In honor of National Mentor Day on October 27, 2020 I would like to share my experience as a mentor to young men, ages 11-16 who work every Saturday during the summer months in a garden.
About the “Patch”
The name of the garden is “Charity Patch.” Seven years ago, my wife and I set out to create an initiative we could get behind that would allow us to give back to the community. Long story short, we started a non-profit called Charity Patch. It’s there we plant, nurture and harvest vegetables that are donated to the local food pantry giving their patrons much needed access to fresh produce.
After a couple of years I asked myself “how can I make this experience even better?” The answer was clear, by mentoring some of the young men I work with!
Calling all Volunteers!
Soon I began recruiting pre and post teen age boys that come through my program, The Quest Project.
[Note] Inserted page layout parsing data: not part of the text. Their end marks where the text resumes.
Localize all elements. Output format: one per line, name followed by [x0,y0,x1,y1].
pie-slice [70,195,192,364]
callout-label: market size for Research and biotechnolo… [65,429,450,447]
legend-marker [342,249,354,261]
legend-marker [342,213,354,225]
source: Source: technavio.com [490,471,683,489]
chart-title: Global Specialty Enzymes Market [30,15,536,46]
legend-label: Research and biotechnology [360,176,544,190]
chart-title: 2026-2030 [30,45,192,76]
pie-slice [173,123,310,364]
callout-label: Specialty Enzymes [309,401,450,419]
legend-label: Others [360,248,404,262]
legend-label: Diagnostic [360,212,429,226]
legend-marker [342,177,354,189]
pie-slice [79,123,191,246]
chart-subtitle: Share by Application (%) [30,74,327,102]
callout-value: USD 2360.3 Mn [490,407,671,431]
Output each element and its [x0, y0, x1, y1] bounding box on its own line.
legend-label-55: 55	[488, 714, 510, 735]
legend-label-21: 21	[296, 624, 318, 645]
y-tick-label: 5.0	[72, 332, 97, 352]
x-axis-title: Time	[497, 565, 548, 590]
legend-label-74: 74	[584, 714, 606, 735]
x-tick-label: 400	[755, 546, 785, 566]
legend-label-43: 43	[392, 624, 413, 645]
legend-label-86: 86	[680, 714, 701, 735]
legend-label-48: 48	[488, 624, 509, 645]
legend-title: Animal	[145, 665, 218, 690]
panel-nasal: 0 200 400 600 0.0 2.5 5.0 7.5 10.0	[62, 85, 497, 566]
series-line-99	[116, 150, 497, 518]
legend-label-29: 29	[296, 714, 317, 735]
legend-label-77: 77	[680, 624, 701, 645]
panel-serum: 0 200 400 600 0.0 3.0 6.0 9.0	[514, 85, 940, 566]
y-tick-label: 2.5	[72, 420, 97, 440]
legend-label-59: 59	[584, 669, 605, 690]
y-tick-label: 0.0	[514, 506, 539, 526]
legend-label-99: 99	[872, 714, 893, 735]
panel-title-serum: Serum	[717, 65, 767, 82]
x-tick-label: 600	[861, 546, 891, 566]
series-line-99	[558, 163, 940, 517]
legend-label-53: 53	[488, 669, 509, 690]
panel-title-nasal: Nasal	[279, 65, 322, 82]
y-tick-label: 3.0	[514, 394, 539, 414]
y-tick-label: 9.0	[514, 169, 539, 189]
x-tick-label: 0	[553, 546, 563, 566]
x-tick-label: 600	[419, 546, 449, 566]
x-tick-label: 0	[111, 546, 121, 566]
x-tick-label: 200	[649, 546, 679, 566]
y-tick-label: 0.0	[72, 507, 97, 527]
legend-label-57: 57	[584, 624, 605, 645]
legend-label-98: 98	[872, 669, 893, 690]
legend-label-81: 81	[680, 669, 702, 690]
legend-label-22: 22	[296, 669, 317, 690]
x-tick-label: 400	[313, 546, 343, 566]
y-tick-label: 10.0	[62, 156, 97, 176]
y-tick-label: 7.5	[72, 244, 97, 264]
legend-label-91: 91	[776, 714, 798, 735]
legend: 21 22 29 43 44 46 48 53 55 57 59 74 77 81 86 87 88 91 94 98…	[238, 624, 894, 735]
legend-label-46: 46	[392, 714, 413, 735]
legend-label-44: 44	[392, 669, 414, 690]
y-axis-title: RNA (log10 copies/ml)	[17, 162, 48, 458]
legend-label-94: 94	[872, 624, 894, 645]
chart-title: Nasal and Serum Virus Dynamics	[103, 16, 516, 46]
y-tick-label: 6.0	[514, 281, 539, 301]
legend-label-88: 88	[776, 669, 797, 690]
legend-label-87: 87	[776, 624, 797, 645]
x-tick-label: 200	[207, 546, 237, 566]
They are there for a myriad of reasons, absent father, anger, addiction, divorce, socialization, failing grades etc., basically they are struggling.
Every year a group of 8-12 young men from the program volunteer to garden Charity Patch! They show up every Saturday, I mentor each one of them (with some assistance from my wife) on how to till the land, weed, tie up plants, and wield a garden hoe. Most importantly I am present and listening and teaching important values like:
- personal satisfaction of what a hard day’s work feels like.
Some of these young men haven’t considered what they would do if they had to grow food in order to eat. Most don’t realize that food pantries rely on donations to feed the less fortunate; and are limited to shelf stable canned and boxed foods.
When we make a delivery of fresh nutritious baskets of veggies the families are excited and appreciative!
Mentoring and Teaching
Seven years ago, my wife and I didn’t have the space for a garden when we “imagined” Charity Patch; in fact we asked the owner of an empty lot if we could use his land to garden! I did not let the fact that my yard wasn’t big enough stop me, or create an obstacle, I used some imagination and determination and it paid off. I knew the reward would be huge!
Watching these young men parade down the steps of the pantry with baskets full of fresh vegetables fills me with pride and joy! The smiles on their faces knowing “they did the work” is priceless.
Boys are gaming and glued to phones and internet; EXCEPT when they’re working in a garden!
I challenge anyone reading this to think about becoming a mentor and an agent for change. Start a garden and donate some or all the produce to a local food pantry, or a project designed to help someone; a neighbor, family member or someone in need. When we teach valuable lessons of volunteerism and empathy along with being present (in the “here & now”)…we can all be proud!